Hubo una vez un rico personaje que era en extremo cruel con los pobres que vivían en sus dominios. Eran éstos sumamente miserables, y el hacendado, que era dueño de todos los terrenos, y utilizaba los servicios de todos los habitantes de la comarca, abonábales salarios muy escasos, y los oprimía por todos los medios a su alcance. Vióse el país asolado por un hambre espantosa, y los pobres acudieron al castillo del señor en demanda de pan; pero aquél no quiso darles ni un mendrugo.
Llegó el caso a conocimiento del rey, e invitó a comer al hacendado rico. No es preciso ponderar el orgullo y alegría de éste al recibir la regia invitación. Mandó enganchar sus mejores caballos al más lujoso de sus carruajes, hizo que se vistiesen sus sirvientes sus trajes más vistosos, y partió para el palacio del rey.
Condújole el monarca al comedor, donde había una mesa preparada para dos, llena de flores y frutas y manjares exquisitos, viéndose numerosos criados dispuestos a servirles.
Presentaron éstos al rey un plato de sopa, y cuando estaba ya a punto de concluirla, sirvieron otro plato igual al hombre rico, pero cuando éste se disponía a llevarse a la boca la primera cucharada, concluyó la suya el rey, y los criados retiraron los platos, de tal suerte que el rico no pudo ni probarla. Trajeron después al rey un nuevo plato, y cuando estaba ya próximo a terminarlo, presentaron otro igual al hacendado; pero antes de que tuviese tiempo de tomar en sus manos el tenedor y el cuchillo, el rey terminó el suyo, y los sirvientes retiraron ambos platos.
De la misma manera le fueron presentando plato -tras plato al monarca, y éste, cada vez que despachaba uno, ponderaba a su huésped cuan sabroso estaba y cuánto le complacía que fuese también de su agrado, lo cual no era obstáculo para que, cada vez que el rico trataba de probar el plato que le había servido un criado, otro se lo quitase de delante. Terminó la comida sin que el rico hubiese logrado probar un solo bocado, ni aun siquiera un mendrugo de pan, pues los sirvientes olvidaron, de propósito, el ponérselo; y sabido es que cuando se come con los reyes no se puede pedir nada.
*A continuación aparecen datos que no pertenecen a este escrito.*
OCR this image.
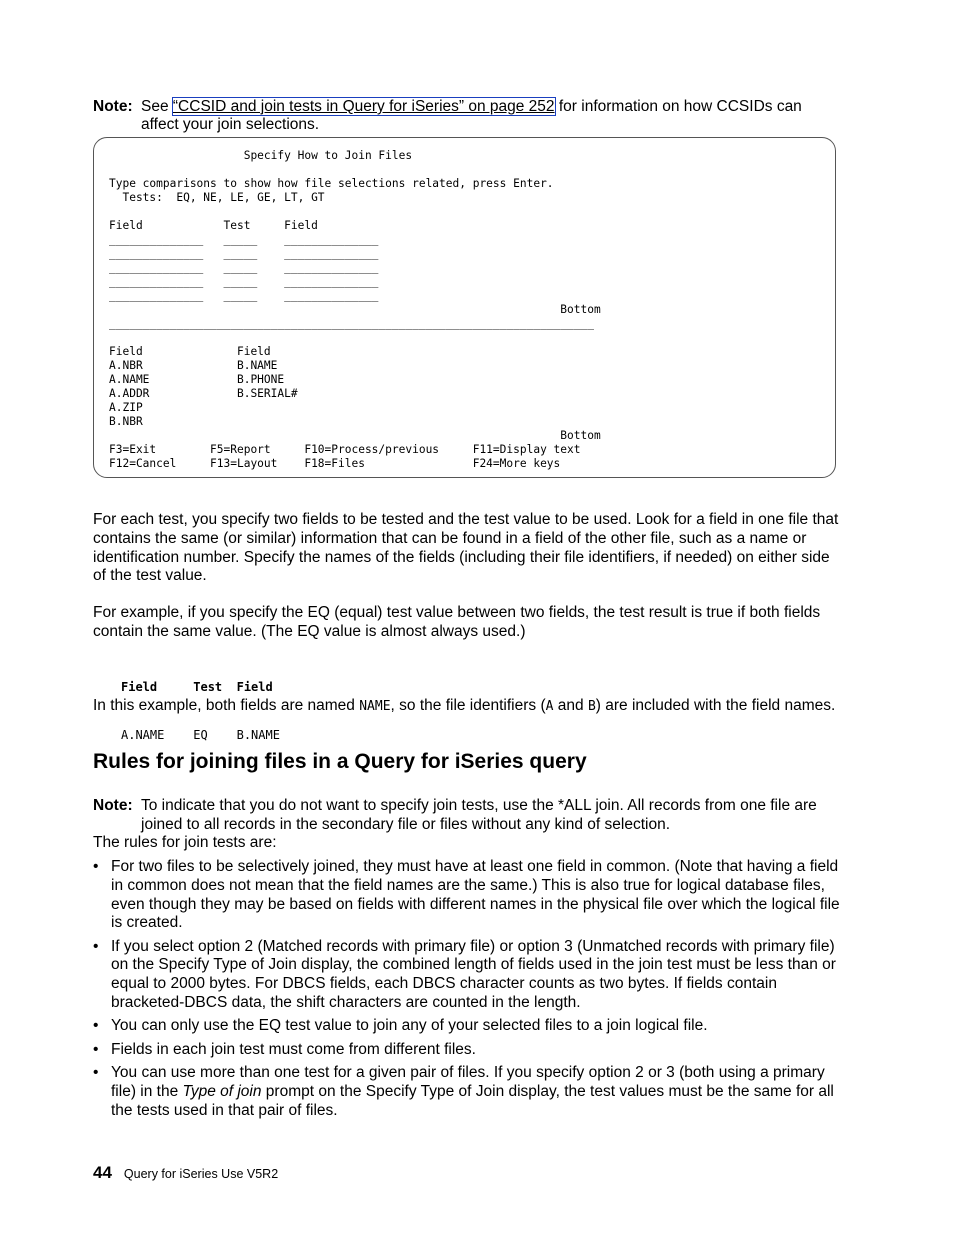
Note: See “CCSID and join tests in Query for iSeries” on page 252 for information on how CCSIDs can affect your join selections.
Specify How to Join Files

Type comparisons to show how file selections related, press Enter.
Tests:  EQ, NE, LE, GE, LT, GT

Field            Test     Field
______________   _____    ______________
______________   _____    ______________
______________   _____    ______________
______________   _____    ______________
______________   _____    ______________
Bottom
________________________________________________________________________

Field              Field
A.NBR              B.NAME
A.NAME             B.PHONE
A.ADDR             B.SERIAL#
A.ZIP
B.NBR
Bottom
F3=Exit        F5=Report     F10=Process/previous     F11=Display text
F12=Cancel     F13=Layout    F18=Files                F24=More keys
For each test, you specify two fields to be tested and the test value to be used. Look for a field in one file that contains the same (or similar) information that can be found in a field of the other file, such as a name or identification number. Specify the names of the fields (including their file identifiers, if needed) on either side of the test value.
For example, if you specify the EQ (equal) test value between two fields, the test result is true if both fields contain the same value. (The EQ value is almost always used.)

Field     Test  Field

A.NAME    EQ    B.NAME

In this example, both fields are named NAME, so the file identifiers (A and B) are included with the field names.
Rules for joining files in a Query for iSeries query
Note: To indicate that you do not want to specify join tests, use the *ALL join. All records from one file are joined to all records in the secondary file or files without any kind of selection.
The rules for join tests are:
• For two files to be selectively joined, they must have at least one field in common. (Note that having a field in common does not mean that the field names are the same.) This is also true for logical database files, even though they may be based on fields with different names in the physical file over which the logical file is created.
• If you select option 2 (Matched records with primary file) or option 3 (Unmatched records with primary file) on the Specify Type of Join display, the combined length of fields used in the join test must be less than or equal to 2000 bytes. For DBCS fields, each DBCS character counts as two bytes. If fields contain bracketed-DBCS data, the shift characters are counted in the length.
• You can only use the EQ test value to join any of your selected files to a join logical file.
• Fields in each join test must come from different files.
• You can use more than one test for a given pair of files. If you specify option 2 or 3 (both using a primary file) in the Type of join prompt on the Specify Type of Join display, the test values must be the same for all the tests used in that pair of files.
44 Query for iSeries Use V5R2
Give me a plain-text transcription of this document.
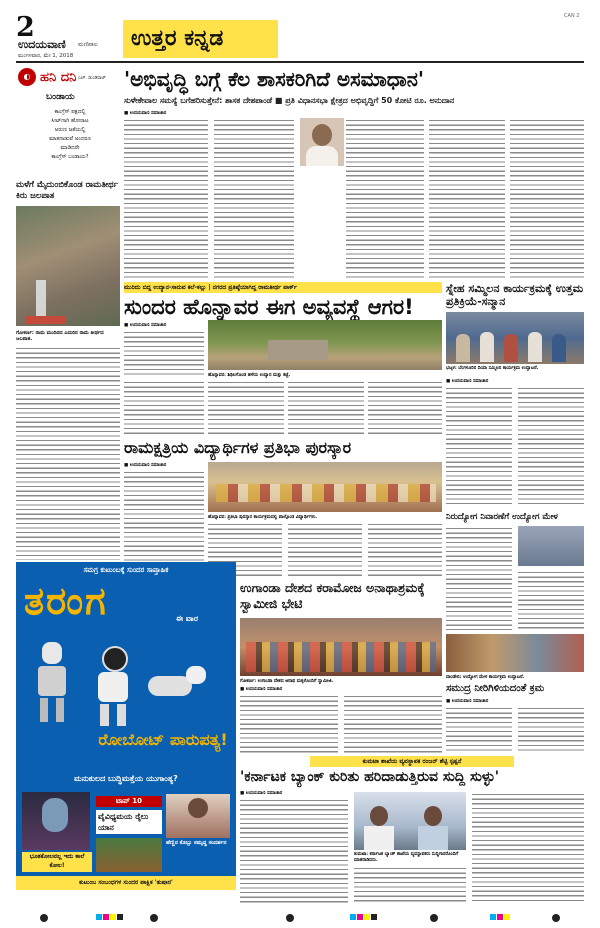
2
ಉದಯವಾಣಿ ಮಣಿಪಾಲ
ಮಂಗಳವಾರ, ಮೇ 1, 2018
ಉತ್ತರ ಕನ್ನಡ
CAN 2
◐ ಹನಿ ದನಿ ಎಚ್. ಡುಂಡಿರಾಜ್
ಬಂಡಾಯ
ಕಾಂಗ್ರೆಸ್ ಪಕ್ಷದಲ್ಲಿ
ಸೀಟ್‌ಗಾಗಿ ಹೋರಾಟ
ಅರುಣ ಜತೆಯಲ್ಲಿ
ಮಾತನಾಡುವೆ ಅಂದರೂ
ಮಾಡಿದರೇ
ಕಾಂಗ್ರೆಸ್ ಬಂಡಾಯ?
ಮಳೆಗೆ ಮೈದುಂಬಿಕೊಂಡ ರಾಮತೀರ್ಥ ಕಿರು ಜಲಪಾತ
ಗೋಕರ್ಣ: ರಾಮ ಮಂದಿರದ ಎದುರಿನ ರಾಮ ತೀರ್ಥದ ಜಲಪಾತ.
'ಅಭಿವೃದ್ಧಿ ಬಗ್ಗೆ ಕೆಲ ಶಾಸಕರಿಗಿದೆ ಅಸಮಾಧಾನ'
ಸುಳೇಕೇವಾಲ ಸಮಸ್ಯೆ ಬಗೆಹರಿಸುತ್ತೇನೆ: ಶಾಸಕ ದೇಶಪಾಂಡೆ ■ ಪ್ರತಿ ವಿಧಾನಸಭಾ ಕ್ಷೇತ್ರದ ಅಭಿವೃದ್ಧಿಗೆ 50 ಕೋಟಿ ರೂ. ಅನುದಾನ
■ ಉದಯವಾಣಿ ಸಮಾಚಾರ
ಮುರಿದು ಬಿದ್ದ ಉದ್ಯಾನ-ಸಾರುವ ಕಲೆ-ಕಲ್ಲು | ನಗರದ ಪ್ರತಿಷ್ಠೆಯಾಗಿದ್ದ ರಾಮತೀರ್ಥ ಪಾರ್ಕ್
ಸುಂದರ ಹೊನ್ನಾವರ ಈಗ ಅವ್ಯವಸ್ಥೆ ಆಗರ!
■ ಉದಯವಾಣಿ ಸಮಾಚಾರ
ಹೊನ್ನಾವರ: ಶಿಥಿಲಗೊಂಡ ಹಳೆಯ ಉದ್ಯಾನ ಮತ್ತು ಕಟ್ಟೆ.
ಸ್ನೇಹ ಸಮ್ಮಿಲನ ಕಾರ್ಯಕ್ರಮಕ್ಕೆ ಉತ್ತಮ ಪ್ರತಿಕ್ರಿಯೆ-ಸನ್ಮಾನ
ಭಟ್ಕಳ: ಬೆಂಗಳೂರಿನ ದಿಯಾ ಸಮ್ಮಿಲನ ಕಾರ್ಯಕ್ರಮ ಉದ್ಘಾಟನೆ.
■ ಉದಯವಾಣಿ ಸಮಾಚಾರ
ನಿರುದ್ಯೋಗ ನಿವಾರಣೆಗೆ ಉದ್ಯೋಗ ಮೇಳ
ದಾಂಡೇಲಿ: ಉದ್ಯೋಗ ಮೇಳ ಕಾರ್ಯಕ್ರಮ ಉದ್ಘಾಟನೆ.
ರಾಮಕ್ಷತ್ರಿಯ ವಿದ್ಯಾರ್ಥಿಗಳ ಪ್ರತಿಭಾ ಪುರಸ್ಕಾರ
■ ಉದಯವಾಣಿ ಸಮಾಚಾರ
ಹೊನ್ನಾವರ: ಪ್ರತಿಭಾ ಪುರಸ್ಕಾರ ಕಾರ್ಯಕ್ರಮದಲ್ಲಿ ಪಾಲ್ಗೊಂಡ ವಿದ್ಯಾರ್ಥಿಗಳು.
ಸಮಗ್ರ ಕುಟುಂಬಕ್ಕೆ ಸುಂದರ ಸಾಪ್ತಾಹಿಕ
ತರಂಗ	ಈ ವಾರ
ರೋಬೋಟ್ ಪಾರುಪತ್ಯ!
ಮನುಕುಲದ ಬುದ್ಧಿಮತ್ತೆಯ ಯುಗಾಂತ್ಯ?
ಭೂತಕೋಲವಲ್ಲ ಇದು ಕಾಲೆ ಕೋಲ!
ಟಾಪ್ 10
ವೈವಿಧ್ಯಮಯ ರೈಲು ಯಾನ
ಹೆಣ್ಣಿನ ಕೊಬ್ಬು ಸಮೃದ್ಧ ಸಂದರ್ಶನ
ಕುಟುಂಬ ಸಂಬಂಧಗಳ ಸುಂದರ ಪಾಕ್ಷಿಕ 'ತುಷಾರ'
ಉಗಾಂಡಾ ದೇಶದ ಕರಾಮೋಜ ಅನಾಥಾಶ್ರಮಕ್ಕೆ ಸ್ವಾಮೀಜಿ ಭೇಟಿ
ಗೋಕರ್ಣ: ಉಗಾಂಡಾ ದೇಶದ ಅನಾಥ ಮಕ್ಕಳೊಂದಿಗೆ ಸ್ವಾಮೀಜಿ.
■ ಉದಯವಾಣಿ ಸಮಾಚಾರ	ಸಮುದ್ರ ನೀರಿಗಿಳಿಯದಂತೆ ಕ್ರಮ
■ ಉದಯವಾಣಿ ಸಮಾಚಾರ
ಕುಮಟಾ ಶಾಖೆಯ ವ್ಯವಸ್ಥಾಪಕ ರಂಜನ್ ಶೆಟ್ಟಿ ಸ್ಪಷ್ಟನೆ
'ಕರ್ನಾಟಕ ಬ್ಯಾಂಕ್ ಕುರಿತು ಹರಿದಾಡುತ್ತಿರುವ ಸುದ್ದಿ ಸುಳ್ಳು'
■ ಉದಯವಾಣಿ ಸಮಾಚಾರ
ಕುಮಟಾ: ಕರ್ನಾಟಕ ಬ್ಯಾಂಕ್ ಶಾಖೆಯ ವ್ಯವಸ್ಥಾಪಕರು ಸುದ್ದಿಗಾರರೊಂದಿಗೆ ಮಾತನಾಡಿದರು.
Lo peor era que el rico estaba muerto de hambre, pues, en extremo atareado en preparar el viaje, nada puso de comer dentro del coche, hallándose en ayunas por completo, y por añadidura, la comida se había prolongado bastante.
Cuando terminó el banquete, condujo el rey a su huésped hasta el vestíbulo de palacio, dióle las buenas noches, e indicóle el larguísimo camino que conducía a su castillo.
El monarca no dijo una palabra del extraño banquete que ofreciera al opulento hacendado, pero éste regresó a su castillo casi extenuado de hambre, y jamás olvidó la lección que, sin pronunciar una sola palabra, hubo de darle el rey. A partir de aquel día mostróse compasivo con los pobres, y fue siempre el fiel amigo de los menesterosos.